Are Marriage Proposals Stupid?
The grand gesture may put undue pressure on women in making an important life decision.
Caroline Kitchener argues, “Marriage Proposals Are Stupid.”
Her initial critique is only mildly interesting:
Since the second wave of the feminist movement crested in the 1970s, almost every antiquated gender tradition in the United States has been seriously challenged. But not the proposal. “It’s been extremely resistant to change,” said Stephanie Coontz, a professor of marriage and family history at Evergreen State College. In 95 percent of proposals between heterosexual couples, it’s still the man who asks the question, according to a study conducted by the Associated Press and GfK Public Affairs & Corporate Communications. “He makes this over-the-top attempt to show the woman that, even if we play things equally from here on out, in this, we will be traditional,” Coontz adds. There is no time to pause, discuss, call friends for their advice, and think it over. You just have to know.
In some ways, proposals do seem to be changing, but in the opposite direction. They’re becoming less egalitarian: less conversation-like and more elaborate and fantastical. Ellen Lamont, assistant professor of sociology at Appalachian State University, interviewed 105 people about their proposals. “The women needed a story to tell their friends,” Lamont said. “There was more interest in the proposal being a public spectacle. If it was more of a conversation, it didn’t have the same impact.”
She attributes this to social media. Now, when a couple gets engaged, the Facebook or Instagram post is an essential part of the process. “Women want that perfect picture—him down on one knee; her, hand on cheek, surprised.” Lamont says that most of the men in her study, on the other hand, professed to not caring about the details. “They were like, ‘Whatever, I was going to propose anyway. If this is what makes her happy, I’m going to do it.'” For gay couples, these norms—and the larger, gendered roles partners are expected to enact in their relationships—are in flux.
But embedded in that is the more important one:
But responsible decisions aren’t made in the moment. They’re the product of dialogue and careful, measured consideration. Even if a couple is already living together, marriage is a big step. There are important questions to ask: How will finances work? Would you move across the country for a job? Will we have children, and if we do, will you change the diapers?
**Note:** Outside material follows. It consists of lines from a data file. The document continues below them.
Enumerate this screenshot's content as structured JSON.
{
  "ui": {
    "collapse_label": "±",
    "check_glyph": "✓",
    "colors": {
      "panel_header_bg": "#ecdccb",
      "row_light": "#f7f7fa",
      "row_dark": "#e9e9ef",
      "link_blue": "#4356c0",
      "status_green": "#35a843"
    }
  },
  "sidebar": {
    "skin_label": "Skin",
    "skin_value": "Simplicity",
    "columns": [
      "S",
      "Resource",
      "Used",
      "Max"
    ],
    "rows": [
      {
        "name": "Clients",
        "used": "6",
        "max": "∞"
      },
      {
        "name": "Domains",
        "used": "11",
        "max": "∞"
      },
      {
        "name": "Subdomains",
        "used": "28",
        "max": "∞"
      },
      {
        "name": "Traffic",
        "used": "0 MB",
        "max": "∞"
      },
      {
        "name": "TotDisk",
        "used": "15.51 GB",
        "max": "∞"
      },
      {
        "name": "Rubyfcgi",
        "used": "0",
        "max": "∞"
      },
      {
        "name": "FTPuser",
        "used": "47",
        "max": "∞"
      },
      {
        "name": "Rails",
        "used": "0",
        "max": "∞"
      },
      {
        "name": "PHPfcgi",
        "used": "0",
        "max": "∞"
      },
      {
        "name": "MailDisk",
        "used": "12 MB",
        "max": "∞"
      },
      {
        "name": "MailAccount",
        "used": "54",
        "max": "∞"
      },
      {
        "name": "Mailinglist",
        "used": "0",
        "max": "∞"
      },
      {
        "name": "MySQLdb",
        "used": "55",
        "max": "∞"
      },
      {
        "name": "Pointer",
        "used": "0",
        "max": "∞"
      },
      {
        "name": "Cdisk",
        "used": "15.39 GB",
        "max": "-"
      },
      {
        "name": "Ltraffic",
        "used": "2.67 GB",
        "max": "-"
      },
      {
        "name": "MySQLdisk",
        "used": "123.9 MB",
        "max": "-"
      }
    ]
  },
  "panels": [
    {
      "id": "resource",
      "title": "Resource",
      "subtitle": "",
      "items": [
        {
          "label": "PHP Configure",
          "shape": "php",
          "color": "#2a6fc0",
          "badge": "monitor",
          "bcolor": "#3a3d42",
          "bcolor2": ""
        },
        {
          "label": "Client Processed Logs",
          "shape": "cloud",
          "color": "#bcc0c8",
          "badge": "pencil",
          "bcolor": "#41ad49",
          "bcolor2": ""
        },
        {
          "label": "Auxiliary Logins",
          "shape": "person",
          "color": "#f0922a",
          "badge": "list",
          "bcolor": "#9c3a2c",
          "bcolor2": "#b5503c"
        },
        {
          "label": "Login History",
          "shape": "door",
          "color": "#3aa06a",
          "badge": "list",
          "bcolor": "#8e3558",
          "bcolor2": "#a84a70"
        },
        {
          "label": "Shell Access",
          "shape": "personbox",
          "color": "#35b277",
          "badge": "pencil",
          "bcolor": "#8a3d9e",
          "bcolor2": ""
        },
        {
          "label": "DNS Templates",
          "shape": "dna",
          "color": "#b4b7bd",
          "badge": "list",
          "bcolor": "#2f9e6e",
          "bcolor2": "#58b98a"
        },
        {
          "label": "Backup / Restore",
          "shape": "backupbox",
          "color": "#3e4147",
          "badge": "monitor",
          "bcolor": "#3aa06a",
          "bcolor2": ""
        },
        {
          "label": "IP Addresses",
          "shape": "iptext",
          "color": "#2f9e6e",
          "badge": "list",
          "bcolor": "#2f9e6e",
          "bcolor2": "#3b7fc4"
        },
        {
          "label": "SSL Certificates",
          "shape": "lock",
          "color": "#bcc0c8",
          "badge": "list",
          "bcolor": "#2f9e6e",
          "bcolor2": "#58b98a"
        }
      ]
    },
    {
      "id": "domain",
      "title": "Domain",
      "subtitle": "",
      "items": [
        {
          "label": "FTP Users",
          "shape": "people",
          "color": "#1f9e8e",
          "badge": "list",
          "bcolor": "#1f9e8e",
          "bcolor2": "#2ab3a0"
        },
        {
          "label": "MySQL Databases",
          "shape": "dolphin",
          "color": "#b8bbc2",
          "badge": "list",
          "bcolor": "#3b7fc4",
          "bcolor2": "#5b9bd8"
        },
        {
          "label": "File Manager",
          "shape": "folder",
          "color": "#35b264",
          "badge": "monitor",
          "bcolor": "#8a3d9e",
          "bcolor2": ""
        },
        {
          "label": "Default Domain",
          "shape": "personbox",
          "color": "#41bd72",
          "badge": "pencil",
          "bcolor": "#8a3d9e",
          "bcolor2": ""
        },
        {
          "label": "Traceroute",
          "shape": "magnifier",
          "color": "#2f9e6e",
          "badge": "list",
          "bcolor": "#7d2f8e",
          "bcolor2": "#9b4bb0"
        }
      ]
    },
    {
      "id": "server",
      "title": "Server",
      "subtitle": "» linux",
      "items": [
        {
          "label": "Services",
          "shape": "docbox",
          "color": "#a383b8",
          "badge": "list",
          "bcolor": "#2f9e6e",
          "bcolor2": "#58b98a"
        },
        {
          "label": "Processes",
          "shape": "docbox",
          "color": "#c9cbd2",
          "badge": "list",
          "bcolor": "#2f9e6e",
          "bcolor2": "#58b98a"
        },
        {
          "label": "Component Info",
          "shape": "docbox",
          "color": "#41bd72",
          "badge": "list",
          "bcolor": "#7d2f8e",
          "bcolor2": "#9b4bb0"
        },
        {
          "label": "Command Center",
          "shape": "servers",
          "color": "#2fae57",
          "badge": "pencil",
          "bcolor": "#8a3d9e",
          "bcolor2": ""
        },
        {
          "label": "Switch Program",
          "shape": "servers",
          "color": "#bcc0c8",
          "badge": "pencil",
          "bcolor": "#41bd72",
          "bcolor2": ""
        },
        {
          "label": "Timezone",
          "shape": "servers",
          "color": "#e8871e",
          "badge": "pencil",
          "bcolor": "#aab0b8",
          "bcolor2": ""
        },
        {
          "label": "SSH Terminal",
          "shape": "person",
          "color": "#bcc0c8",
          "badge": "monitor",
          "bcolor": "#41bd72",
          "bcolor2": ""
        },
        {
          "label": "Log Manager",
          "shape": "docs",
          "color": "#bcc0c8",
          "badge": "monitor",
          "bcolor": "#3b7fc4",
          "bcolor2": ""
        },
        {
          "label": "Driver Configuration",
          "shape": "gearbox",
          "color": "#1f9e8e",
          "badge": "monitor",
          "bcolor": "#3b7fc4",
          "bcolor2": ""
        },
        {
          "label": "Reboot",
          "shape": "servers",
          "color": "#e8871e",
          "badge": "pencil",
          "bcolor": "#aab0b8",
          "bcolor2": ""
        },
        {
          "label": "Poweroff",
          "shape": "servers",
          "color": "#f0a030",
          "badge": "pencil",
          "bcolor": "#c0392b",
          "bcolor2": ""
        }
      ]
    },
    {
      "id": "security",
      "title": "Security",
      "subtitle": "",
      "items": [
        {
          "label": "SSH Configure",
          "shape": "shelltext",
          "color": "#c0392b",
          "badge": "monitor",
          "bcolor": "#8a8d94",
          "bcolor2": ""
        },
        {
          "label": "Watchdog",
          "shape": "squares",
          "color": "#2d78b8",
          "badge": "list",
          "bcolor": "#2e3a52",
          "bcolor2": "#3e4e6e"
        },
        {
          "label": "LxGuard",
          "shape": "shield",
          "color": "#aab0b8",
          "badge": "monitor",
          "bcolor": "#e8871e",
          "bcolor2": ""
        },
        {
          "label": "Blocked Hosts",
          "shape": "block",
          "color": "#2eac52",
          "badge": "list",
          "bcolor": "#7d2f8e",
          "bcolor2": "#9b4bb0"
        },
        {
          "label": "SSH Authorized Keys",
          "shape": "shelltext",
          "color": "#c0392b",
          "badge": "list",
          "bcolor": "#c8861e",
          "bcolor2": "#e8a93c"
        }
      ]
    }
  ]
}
When he’s down on one knee, with friends hiding in the bushes, there is no time to get answers or air doubts. And, while most couples probably won’t admit it, facing this particular milestone, doubts are normal. They don’t mean you love your partner any less.
Because elaborate proposals inhibit conversation, they pressure the person being asked to say yes. If the subject of marriage comes outside the context of a proposal, Coontz says, a woman is free to tell her partner she isn’t ready. “But when the actual proposal comes,” she told me, “it’s still so wrapped up in the old tradition of males taking initiative and females being delighted that it’s very painful for everyone if it doesn’t go the way we expect—for the women who has to say no, for the man who feels humiliated, and for any public audience.”
Today some couples will try to have both: the conversation, and the show. They’ll make sure they’re on the same page about marriage, and then the woman will wait for the man to pick the perfect time and place. While this approach certainly helps, these conversations may be somewhat suffocated by the knowledge that a proposal is looming, and a desire to preserve some element of surprise for the big moment. (When I proposed to my boyfriend, we had already talked beforehand. The proposal was lovely, but I still wonder if it was really necessary.)
But many couples do not have these conversations, and the proposal really is when the decision gets made—sometimes poorly. A few women in Lamont’s study admitted that they said yes even though they really didn’t want to get married. Faced with an extravagant proposal, realizing how much work must have gone into it, they felt they had to choose between an engagement and a breakup. “I felt like it would be saying no to the relationship, rather than just saying no to the proposal,” one woman told Lamont. “I didn’t think we could come back from that.” As my colleague Megan Garber has written, women—more so than men—aggressively avoid awkward situations. Cultural forces, she writes, “demand that they be accommodating. That they be pleasing. That they capitulate to the feelings of others, and maintain a kind of sunny status quo.” Just go with the flow, these forces suggest. Be chill. Get married.
The interplay between on-the-spot nature of the event and pressure women face to be accommodating never really occurred to me. It’s a strong point.
I’ve never given the issue all that much thought because “over-the-top” and “public spectacle” has never been my style. When I’m in a dating relationship that’s serious enough that a long-term future seems plausible—and, frankly, I tend to end things quickly if it doesn’t—I just naturally have the sort of conversations Kitchener describes as desirable.
Indeed, it surprises me that a lot of people seemingly get married without discussing obvious issues like whether they want to have kids or whether they’ll co-mingle finances. By the time I finally proposed to my late wife, we’d not only talked about the whether but how many and what their names would be. Then again, we were both absurdly practical about most relationship matters, whether by nature or simply as a function of being older. We’d already bought her ring by the time I “asked,” making the answer something of a foregone conclusion.